Tuesday, March 1, 2011

School-generated $$ coverage

Today marked the conclusion of the Toronto Star's two-day coverage on school-generated funds. Monday's paper featured two articles (including a front-pager!) and Tuesday we got one article in the GT section. The online component (a little disorganized in the ParentCentral.ca layout) also featured downloadable PDF files with the school-by-school details for the Toronto, Toronto Catholic, Dufferin-Peel Catholic and Peel DSBs. That's less than the seven boards the Star said complied with freedom-of-information requests for this data, although I can't seem to find the other three online.
The school-by-school data is handily broken out into "school-based" and "school council" numbers, which helps my continual pet peeve. School boards are only obligated -- right now -- to report these school-based revenues as one figure, leading to the wide assumption all that money fundraising is destined for the classroom. Breaking out council-based funds from school-generated funds will help make the distinction, but to me it was only clear in downloading the PDFs, not in the articles themselves.
In Star fashion, the paper threw its education reporter, a Queen's Park reporter, a third reporter and a researcher on this two-day series. While I appreciated the coverage did on several occasions make the distinction between the kinds of money that flow through these schools, that was the only thing I felt this series did differently than most of the reporting on this in the past. For example, several of the top-dollar schools have International Baccalaureate programs that come with exam fees that students must pay. So is highlighting that meant to suggest those dollars are a reasonable part of the school total? Or is it meant to suggest education grants should cover these exam fees? I wasn't left with a decisive feeling either way (though my personal opinion is the status quo on these fees is perfectly acceptable).
We had a volley of coverage on school-generated funding in the fall (which may have prompted the FOI requests behind this Star coverage), but the Star is far from the first to tackle this question. Even the minister's references to guidelines and a solution from the Tuesday article wasn't prompted by the Star, but rather coverage from last school year.
The London Free Press' "Classroom Cash" series, completed by tag-team education reporters Kelly Pedro and Jennifer O'Brien, made the mold on this issue and was the first to do an in-depth interview with the minister and the first to report on the pending fundraising guidelines-- the draft of which was posted online in June 2010.
While the readership of the Star is higher than the Free Press and its impact rating definitely higher in Liberal Ontario government, I do hope the newspaper doesn't take all the credit for any changes heading our way on this issue.
Lastly, to the issue itself, regular readers here already know what my thoughts on school-generated revenues are. We can get outraged until we're purple in the face, but we can also just say no. Parents want to provide the best for their kids-- understandable! Who would want less? Is throwing money around the best way to do it? Hardly.

2 comments:

Anonymous said...

this is one of those predictable topics that can be depended on to run at this time each year.

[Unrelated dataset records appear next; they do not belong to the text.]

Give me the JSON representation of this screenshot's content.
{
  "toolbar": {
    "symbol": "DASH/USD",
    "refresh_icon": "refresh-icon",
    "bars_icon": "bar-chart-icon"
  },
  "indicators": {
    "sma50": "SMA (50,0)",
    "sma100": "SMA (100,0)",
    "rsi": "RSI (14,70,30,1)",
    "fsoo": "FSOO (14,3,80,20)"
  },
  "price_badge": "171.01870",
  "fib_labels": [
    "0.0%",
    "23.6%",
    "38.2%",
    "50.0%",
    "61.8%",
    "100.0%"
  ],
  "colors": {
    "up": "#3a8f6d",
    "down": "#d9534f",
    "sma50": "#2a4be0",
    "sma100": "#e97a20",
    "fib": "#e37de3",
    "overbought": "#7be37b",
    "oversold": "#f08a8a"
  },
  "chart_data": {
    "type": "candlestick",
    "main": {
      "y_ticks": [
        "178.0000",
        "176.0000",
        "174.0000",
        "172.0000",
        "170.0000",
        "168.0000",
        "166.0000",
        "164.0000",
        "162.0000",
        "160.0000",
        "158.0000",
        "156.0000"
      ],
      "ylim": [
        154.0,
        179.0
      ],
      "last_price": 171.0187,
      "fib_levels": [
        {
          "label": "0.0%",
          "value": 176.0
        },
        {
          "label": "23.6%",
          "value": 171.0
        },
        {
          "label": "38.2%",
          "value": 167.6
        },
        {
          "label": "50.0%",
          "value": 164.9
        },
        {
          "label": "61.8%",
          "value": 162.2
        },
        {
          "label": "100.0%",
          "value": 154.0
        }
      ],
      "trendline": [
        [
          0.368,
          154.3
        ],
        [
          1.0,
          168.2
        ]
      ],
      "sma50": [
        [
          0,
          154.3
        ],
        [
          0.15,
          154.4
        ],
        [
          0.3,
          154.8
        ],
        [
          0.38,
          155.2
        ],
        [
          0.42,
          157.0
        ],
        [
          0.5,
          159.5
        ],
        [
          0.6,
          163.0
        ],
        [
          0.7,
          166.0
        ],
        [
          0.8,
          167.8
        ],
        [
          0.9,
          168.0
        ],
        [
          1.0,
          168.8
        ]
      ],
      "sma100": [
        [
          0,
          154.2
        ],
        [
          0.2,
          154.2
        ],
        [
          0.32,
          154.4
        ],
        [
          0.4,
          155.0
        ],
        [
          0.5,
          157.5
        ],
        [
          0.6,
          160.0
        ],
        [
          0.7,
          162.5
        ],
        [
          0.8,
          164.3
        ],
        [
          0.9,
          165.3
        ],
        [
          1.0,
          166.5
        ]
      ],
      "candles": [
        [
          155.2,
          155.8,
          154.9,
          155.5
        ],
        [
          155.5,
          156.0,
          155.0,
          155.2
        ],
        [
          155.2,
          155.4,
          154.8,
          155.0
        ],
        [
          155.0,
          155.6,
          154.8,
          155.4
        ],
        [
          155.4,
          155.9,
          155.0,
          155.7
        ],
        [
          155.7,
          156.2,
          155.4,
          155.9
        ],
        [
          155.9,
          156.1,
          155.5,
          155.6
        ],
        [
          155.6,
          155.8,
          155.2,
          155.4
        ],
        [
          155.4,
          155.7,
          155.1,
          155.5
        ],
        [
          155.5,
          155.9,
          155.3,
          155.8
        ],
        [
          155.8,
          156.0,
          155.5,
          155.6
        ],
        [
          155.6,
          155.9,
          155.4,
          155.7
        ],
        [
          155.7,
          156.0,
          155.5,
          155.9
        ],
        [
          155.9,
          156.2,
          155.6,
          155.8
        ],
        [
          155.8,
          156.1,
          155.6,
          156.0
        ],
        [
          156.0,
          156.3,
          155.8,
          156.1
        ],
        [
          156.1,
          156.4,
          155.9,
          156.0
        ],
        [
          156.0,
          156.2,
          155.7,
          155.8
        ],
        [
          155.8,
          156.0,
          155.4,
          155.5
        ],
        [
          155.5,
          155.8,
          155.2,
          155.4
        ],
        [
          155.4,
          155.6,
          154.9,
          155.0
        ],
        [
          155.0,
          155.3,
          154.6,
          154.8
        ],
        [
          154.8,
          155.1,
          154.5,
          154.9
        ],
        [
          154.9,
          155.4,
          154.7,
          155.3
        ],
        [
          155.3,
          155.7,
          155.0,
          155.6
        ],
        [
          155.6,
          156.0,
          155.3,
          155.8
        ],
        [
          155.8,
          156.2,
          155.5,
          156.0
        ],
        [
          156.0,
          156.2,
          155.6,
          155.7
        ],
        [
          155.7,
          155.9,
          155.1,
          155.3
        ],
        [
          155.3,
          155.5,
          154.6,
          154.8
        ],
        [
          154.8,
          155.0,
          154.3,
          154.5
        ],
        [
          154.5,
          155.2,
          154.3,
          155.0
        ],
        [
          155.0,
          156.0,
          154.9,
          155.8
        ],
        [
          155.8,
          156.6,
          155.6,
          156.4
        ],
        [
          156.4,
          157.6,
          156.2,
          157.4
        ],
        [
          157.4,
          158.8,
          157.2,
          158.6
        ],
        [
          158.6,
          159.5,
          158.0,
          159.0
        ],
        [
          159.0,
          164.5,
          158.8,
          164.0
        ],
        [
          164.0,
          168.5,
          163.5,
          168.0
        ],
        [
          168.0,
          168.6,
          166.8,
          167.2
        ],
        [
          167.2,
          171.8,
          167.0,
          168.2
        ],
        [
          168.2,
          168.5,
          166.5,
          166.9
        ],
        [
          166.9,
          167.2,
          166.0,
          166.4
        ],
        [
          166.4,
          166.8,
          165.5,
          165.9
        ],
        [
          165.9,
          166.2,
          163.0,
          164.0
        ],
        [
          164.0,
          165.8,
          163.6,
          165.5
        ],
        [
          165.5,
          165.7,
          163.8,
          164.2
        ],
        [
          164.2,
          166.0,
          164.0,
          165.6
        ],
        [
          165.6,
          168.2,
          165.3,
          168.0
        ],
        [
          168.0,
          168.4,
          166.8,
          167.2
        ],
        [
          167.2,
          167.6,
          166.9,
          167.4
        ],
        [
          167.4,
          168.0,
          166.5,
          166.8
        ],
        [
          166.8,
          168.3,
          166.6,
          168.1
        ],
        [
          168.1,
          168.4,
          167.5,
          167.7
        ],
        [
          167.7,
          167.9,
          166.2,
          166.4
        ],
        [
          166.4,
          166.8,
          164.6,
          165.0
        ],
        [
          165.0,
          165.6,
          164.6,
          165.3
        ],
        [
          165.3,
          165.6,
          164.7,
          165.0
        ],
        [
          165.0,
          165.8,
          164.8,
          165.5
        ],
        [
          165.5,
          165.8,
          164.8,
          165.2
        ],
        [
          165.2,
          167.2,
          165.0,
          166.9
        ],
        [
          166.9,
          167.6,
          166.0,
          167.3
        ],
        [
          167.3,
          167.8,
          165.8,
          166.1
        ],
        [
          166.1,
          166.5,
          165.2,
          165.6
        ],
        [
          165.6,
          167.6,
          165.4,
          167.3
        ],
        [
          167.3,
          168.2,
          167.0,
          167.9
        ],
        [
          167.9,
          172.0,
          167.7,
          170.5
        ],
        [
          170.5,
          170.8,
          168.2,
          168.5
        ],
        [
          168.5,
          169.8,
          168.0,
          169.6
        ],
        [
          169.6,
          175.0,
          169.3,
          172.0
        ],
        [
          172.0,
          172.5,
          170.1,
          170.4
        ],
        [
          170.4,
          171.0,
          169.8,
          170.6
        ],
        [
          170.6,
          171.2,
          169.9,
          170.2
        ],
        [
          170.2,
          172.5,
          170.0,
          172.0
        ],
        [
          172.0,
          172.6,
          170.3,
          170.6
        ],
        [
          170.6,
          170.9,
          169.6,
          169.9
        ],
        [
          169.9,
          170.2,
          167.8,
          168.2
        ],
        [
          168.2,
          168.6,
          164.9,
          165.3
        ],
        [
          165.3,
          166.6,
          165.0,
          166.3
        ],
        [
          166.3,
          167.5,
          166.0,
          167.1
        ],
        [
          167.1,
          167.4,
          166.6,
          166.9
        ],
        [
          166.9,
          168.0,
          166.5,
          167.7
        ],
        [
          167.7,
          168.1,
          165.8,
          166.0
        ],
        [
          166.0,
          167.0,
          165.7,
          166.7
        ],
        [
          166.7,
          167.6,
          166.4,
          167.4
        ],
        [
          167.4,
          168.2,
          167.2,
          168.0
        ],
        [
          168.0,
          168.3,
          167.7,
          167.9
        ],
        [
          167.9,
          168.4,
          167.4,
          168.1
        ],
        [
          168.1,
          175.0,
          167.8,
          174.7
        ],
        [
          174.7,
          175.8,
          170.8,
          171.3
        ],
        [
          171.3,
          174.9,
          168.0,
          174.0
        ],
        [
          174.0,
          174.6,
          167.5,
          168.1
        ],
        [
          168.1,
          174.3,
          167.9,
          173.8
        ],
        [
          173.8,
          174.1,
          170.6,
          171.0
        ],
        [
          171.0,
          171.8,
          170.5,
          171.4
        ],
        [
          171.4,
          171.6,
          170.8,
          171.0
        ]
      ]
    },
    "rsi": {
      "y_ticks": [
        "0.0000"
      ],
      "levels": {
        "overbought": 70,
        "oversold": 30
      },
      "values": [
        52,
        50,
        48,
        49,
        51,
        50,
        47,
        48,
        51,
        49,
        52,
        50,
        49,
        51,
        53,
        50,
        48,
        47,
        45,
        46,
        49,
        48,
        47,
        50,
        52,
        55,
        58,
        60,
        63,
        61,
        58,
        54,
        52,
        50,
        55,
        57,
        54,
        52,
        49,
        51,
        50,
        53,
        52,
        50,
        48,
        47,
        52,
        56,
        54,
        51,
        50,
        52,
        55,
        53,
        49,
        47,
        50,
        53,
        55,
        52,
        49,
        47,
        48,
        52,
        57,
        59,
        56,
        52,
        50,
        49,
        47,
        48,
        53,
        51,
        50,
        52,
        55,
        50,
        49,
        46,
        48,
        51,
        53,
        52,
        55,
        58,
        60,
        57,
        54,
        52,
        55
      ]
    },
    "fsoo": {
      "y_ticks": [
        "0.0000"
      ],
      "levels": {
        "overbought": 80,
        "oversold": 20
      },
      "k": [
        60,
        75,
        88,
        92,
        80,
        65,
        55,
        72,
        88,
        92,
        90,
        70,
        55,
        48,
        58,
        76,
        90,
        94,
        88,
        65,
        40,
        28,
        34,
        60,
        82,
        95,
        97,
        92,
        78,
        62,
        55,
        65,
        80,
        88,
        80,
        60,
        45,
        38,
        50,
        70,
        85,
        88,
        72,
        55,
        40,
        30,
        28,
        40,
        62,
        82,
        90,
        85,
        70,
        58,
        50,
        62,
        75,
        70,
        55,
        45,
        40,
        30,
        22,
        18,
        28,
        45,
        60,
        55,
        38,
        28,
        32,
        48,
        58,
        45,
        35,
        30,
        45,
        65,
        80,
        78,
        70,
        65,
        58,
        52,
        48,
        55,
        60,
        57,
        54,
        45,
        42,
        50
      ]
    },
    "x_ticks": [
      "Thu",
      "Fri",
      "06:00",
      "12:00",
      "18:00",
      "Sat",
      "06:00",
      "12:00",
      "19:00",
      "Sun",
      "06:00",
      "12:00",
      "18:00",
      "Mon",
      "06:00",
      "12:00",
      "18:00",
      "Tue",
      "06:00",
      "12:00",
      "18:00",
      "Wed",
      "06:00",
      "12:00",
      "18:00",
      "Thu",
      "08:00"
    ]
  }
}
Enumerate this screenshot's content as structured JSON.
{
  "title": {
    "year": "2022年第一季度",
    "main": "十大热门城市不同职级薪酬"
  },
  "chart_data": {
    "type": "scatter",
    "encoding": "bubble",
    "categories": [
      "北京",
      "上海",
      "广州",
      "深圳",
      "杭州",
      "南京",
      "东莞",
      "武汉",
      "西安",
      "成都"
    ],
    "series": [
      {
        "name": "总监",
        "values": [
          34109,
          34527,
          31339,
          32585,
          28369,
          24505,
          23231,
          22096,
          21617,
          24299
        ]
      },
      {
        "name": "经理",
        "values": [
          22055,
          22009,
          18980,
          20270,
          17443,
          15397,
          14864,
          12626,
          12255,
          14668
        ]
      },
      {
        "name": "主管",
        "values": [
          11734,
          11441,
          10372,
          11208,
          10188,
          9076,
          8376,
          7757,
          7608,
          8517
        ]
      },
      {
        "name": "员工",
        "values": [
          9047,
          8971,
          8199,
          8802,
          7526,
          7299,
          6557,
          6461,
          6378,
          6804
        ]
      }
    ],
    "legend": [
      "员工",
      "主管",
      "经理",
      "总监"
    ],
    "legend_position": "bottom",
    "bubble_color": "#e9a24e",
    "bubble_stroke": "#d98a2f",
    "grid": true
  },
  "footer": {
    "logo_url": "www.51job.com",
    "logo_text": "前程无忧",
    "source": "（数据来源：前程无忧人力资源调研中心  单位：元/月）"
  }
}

I agree with your take on it ER, yet I've never actually heard anyone who claims to be advocating for parents advise the parents to just stop fundraising. It's as much a personal choice as anything else.

When parents feel overwhelmed by too much fundraising they sure let you know about it!! It happened to us one year and for about a year we just cut back almost entirely and guess what?

Nothing traumatic happened. Learning and school continued.

As long as parents are willing to open their wallets no government is really going to fund the system as it needs to be funded. It actually lets them off the hook. I believe they know that too.

Education Reporter said...

Anon 2 March 11:56
Puzzled you indicate that when fundraising stopped the sky didn't fall and then later indicate the money raised funds the system as it needs to be funded.

If life goes on when there's little to know fundraising, then why would the system not be adequately funded without any additional fundraising?